How did you come to your current GC role, and what advice can you offer to aspiring in-house lawyers/general counsel?
Like many lawyers, I gained my initial experience working in private practice. After spending approximately four years [in private practice], I transitioned to an in-house role as a lawyer with Coles Myer. I then worked as the general counsel and company secretary for Gazal Corporation Limited from 2004 to 2008 before I moved to my current role in 2008, heading up the legal, compliance and company secretary functions of Samsung Electronics.
To succeed as a general counsel, you need to be a very good manager and communicator and ensure that the advice given to the business is concise, timely, accurate and commercial. I recommend having an open door policy and ensuring that you are fully across all sectors of the company. As the transition from private practice is generally a one-way street, make sure you are ready for the move. Do your research since life as an in-house lawyer can be very different to private practice.

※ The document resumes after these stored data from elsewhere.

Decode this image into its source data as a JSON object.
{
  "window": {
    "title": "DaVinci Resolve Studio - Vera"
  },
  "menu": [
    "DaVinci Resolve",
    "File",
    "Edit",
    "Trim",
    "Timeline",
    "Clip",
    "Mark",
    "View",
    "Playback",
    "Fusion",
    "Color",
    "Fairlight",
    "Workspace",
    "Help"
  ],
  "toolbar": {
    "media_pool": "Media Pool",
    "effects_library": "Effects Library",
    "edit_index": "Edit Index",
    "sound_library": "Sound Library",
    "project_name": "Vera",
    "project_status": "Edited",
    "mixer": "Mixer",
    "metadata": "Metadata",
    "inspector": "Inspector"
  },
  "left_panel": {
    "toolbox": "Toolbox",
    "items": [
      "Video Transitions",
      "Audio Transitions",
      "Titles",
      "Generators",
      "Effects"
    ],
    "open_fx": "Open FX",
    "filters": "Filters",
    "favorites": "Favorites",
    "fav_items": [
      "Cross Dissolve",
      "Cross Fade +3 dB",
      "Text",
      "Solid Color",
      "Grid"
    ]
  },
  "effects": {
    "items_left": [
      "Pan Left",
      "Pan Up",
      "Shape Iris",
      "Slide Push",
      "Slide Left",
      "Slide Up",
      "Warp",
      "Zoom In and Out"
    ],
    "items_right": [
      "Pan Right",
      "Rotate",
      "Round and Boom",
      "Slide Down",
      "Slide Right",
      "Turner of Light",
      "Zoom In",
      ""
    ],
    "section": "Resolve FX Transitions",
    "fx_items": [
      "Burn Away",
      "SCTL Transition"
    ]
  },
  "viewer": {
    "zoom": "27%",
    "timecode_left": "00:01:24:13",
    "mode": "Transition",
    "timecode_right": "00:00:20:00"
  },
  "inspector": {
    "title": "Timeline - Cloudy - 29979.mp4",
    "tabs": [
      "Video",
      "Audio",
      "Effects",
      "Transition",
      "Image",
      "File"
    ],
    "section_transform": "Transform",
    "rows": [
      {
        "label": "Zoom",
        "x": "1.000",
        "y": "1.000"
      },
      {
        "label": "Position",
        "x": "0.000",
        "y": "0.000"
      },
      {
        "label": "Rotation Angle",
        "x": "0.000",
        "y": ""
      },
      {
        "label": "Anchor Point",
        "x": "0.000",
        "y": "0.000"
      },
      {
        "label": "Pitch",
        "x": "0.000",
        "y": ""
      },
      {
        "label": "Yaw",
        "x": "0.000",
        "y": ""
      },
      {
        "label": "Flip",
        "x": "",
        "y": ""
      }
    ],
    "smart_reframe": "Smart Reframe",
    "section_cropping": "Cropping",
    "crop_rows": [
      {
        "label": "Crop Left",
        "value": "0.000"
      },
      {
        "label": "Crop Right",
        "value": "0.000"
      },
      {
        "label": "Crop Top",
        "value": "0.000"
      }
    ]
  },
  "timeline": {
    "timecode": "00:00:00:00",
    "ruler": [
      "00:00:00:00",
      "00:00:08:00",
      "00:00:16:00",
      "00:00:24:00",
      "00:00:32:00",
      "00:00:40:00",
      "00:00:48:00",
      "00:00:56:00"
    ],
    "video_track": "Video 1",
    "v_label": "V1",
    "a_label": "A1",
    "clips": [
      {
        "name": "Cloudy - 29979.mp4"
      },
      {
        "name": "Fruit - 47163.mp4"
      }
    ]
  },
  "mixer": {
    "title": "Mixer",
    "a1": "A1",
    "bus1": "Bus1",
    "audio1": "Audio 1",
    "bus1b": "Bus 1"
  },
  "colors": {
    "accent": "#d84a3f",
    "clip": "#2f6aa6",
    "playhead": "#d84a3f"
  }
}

The role of the general counsel is diverse and multi-faceted. In light of the James Hardie case, how does your GC role fit in with the business?
A general counsel must be proactive in bringing any material risk to the attention of senior management, while understanding that you can be an integral player in a company’s decision-making process. In this capacity as both advisor and influencer, your integrity and your diligence are fundamental. On a different note, with Australia’s rigorous competition and consumer protection laws, compliance is a critical function of the job. One of my top priorities is ensuring that Samsung employees are well informed on Australian law, such that our culture of compliance can operate effectively.
What do you consider to be the main challenges you face in your industry sector in the year ahead?
As Samsung Electronics is at the cutting edge of technology innovation, there is constant pressure to consistently deliver breakthrough consumer electronic products. Given the high pace and fast moving environment of the technology sector, there will always be pressure to maintain a market-leading position whilst ensuring legal, compliance, governance and risk management are at the forefront of all organisational business decisions.
Furthermore, given the rapid growth of the Internet of Things and the high demand for social media, there will be challenges from a legal and compliance perspective as the local laws and regulations try to keep pace with the ever-changing nature of the internet.